One of the most important things to me that we can take away when we experience death is what the person who passed on taught us. What did they stand for that we can take and pass on to make our world better and their legacy strong?

The overwhelming theme with both of my grandparents was helping others and their very well known open-door policy. And yes, I mean their literal open door. My grandmother spent years as a guidance counselor and my grandfather was a chemistry teacher. We’ve hear over and over after they passed how when they saw a kid struggling, they gave tough love to get that kid on the right track. My grandma helped teen moms start their lives and my grandfather stayed late in his classroom when he had a student that needed more of his time. Together they welcomed a kid headed in the wrong direction into their home. His name was Joe and he moved in with my mom’s family when he had nowhere else to go. When he was 18, my grandma walked him into a recruiting office and help him start his journey of service to our country. Joe told me at her funeral that they saved his life.

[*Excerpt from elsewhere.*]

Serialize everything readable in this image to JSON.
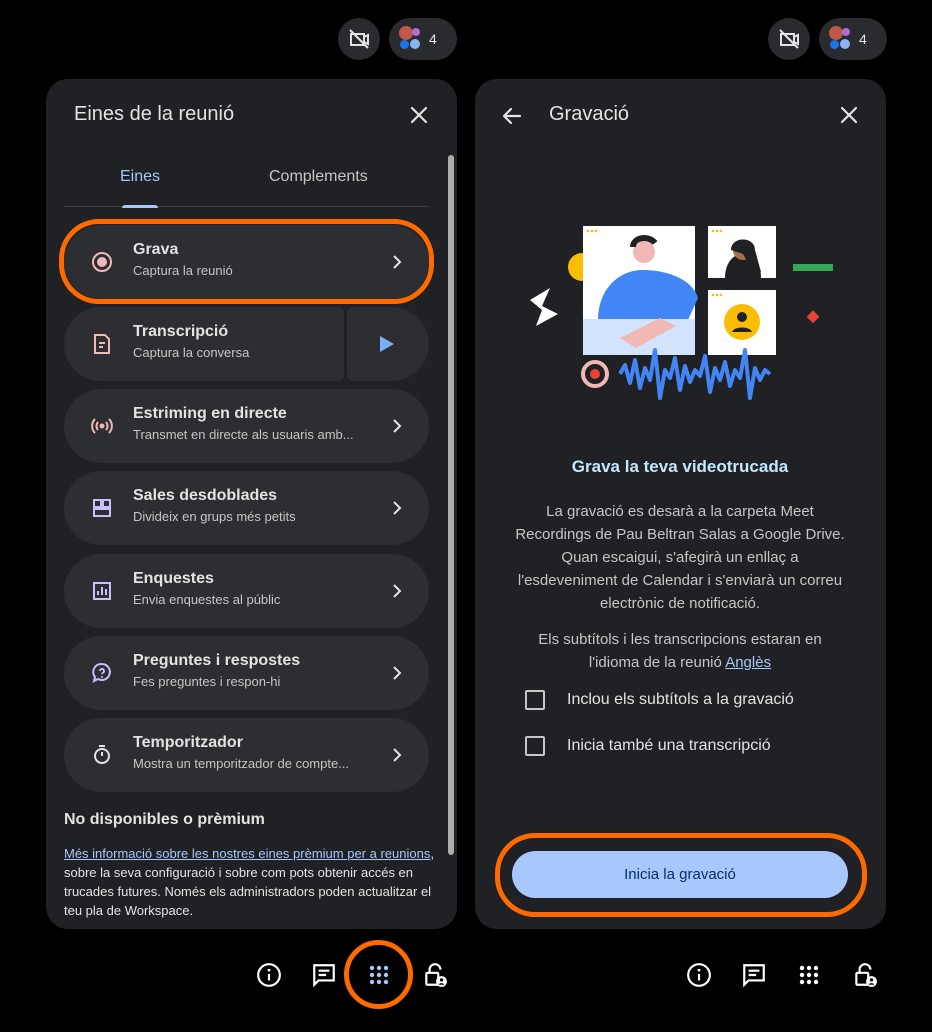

They were simple people, nothing was ever over the top…except food. They had a house full of food because their door was always open. They both grew up in rural southern towns and cooking was just what you did. She didn’t ask who was coming for any given meal, they just left their door open and started cooking. She’d go to “the price club” aka Costco once a week (which I now see was her modern twist on that open door farm life) and just buy what she found. She cooked it in mass and knew that someone who needed either the food or the company would inevitably waltz in. If no one came that day, it went in the fridge for the next meal. I’ve never ever seen them turn anyone away for anything. When you screwed up, they loved you through it.

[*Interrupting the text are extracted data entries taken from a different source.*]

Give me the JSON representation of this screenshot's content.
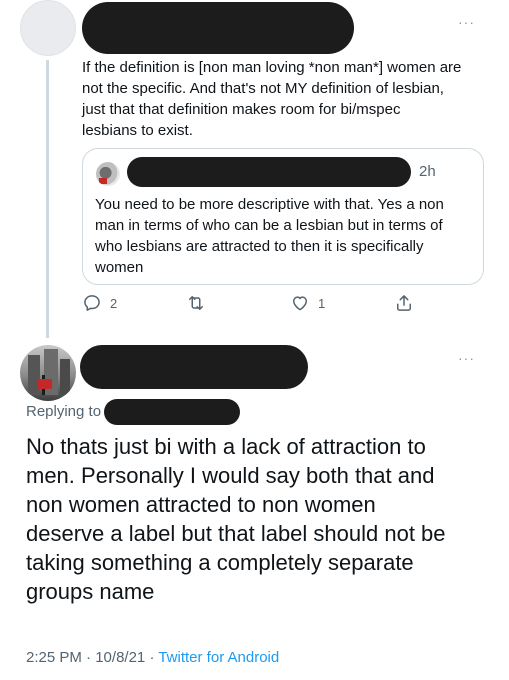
{
  "quoted_context_tweet": {
    "text": "If the definition is [non man loving *non man*] women are\nnot the specific. And that's not MY definition of lesbian,\njust that that definition makes room for bi/mspec\nlesbians to exist.",
    "more_label": "···"
  },
  "quote_card": {
    "time": "2h",
    "text": "You need to be more descriptive with that. Yes a non\nman in terms of who can be a lesbian but in terms of\nwho lesbians are attracted to then it is specifically\nwomen"
  },
  "actions": {
    "reply_count": "2",
    "retweet_count": "",
    "like_count": "1"
  },
  "reply_tweet": {
    "more_label": "···",
    "replying_to_label": "Replying to",
    "text": "No thats just bi with a lack of attraction to\nmen. Personally I would say both that and\nnon women attracted to non women\ndeserve a label but that label should not be\ntaking something a completely separate\ngroups name",
    "time": "2:25 PM",
    "date": "10/8/21",
    "separator": "·",
    "source": "Twitter for Android"
  },
  "colors": {
    "text": "#0f1419",
    "secondary": "#536471",
    "link": "#1d9bf0",
    "border": "#cfd9de",
    "redaction": "#1c1c1c"
  }
}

So that’s my lesson. That’s what I can take from their lives to use in my own life and pass along when we have kids someday.  We may not love in the exact same way (I’m not keeping my door unlocked, let’s just be honest) but I do love to love other people and I love to fill my home with people that I love and the people they love. I hope on days when I’m feeling selfish or questioning how I should react to someone else, that I remember the compassion and unconditional love I learned from these two amazing humans.

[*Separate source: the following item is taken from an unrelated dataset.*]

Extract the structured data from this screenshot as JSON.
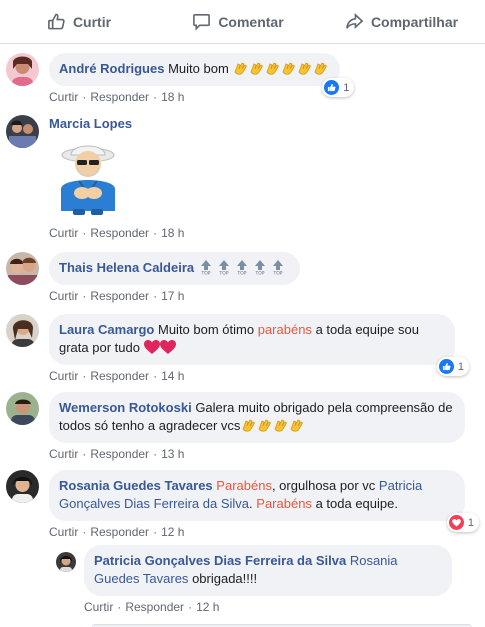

The reality is, not everyone in our life will give us a good lesson by their own example. Maybe the person in your life who passed away is an example of what you DON’T want to be, and that’s a pretty incredible takeaway too. I had a family member pass away years ago who made a lifelong series of horrible decisions and who I chose to not be around because really, I was terrified of her. The plus side in that? It’s kept me at bay from making the mistakes that haunted her. I’ve seen the collateral damage of those choices and I’m so aware of them that they aren’t mistakes I’ll ever make myself. For that, I’m grateful to her.

So there is something important to take from any death that really impacts you. For me, it’s given me a little bit of closure, another sense of purpose and gratitude for the lessons life has given me. I don’t have any of their furniture or really many of the material things they parted with but I think they would love knowing how far reaching their impact was.

Spend time thinking about what your loved ones who have passed have left with you. How can you make that a part of who you are proud to be? What have we learned that we can take with us every day? And…also, what are the lessons we hope continue after us? What will generations after us learn from the example we set? SO much to think about.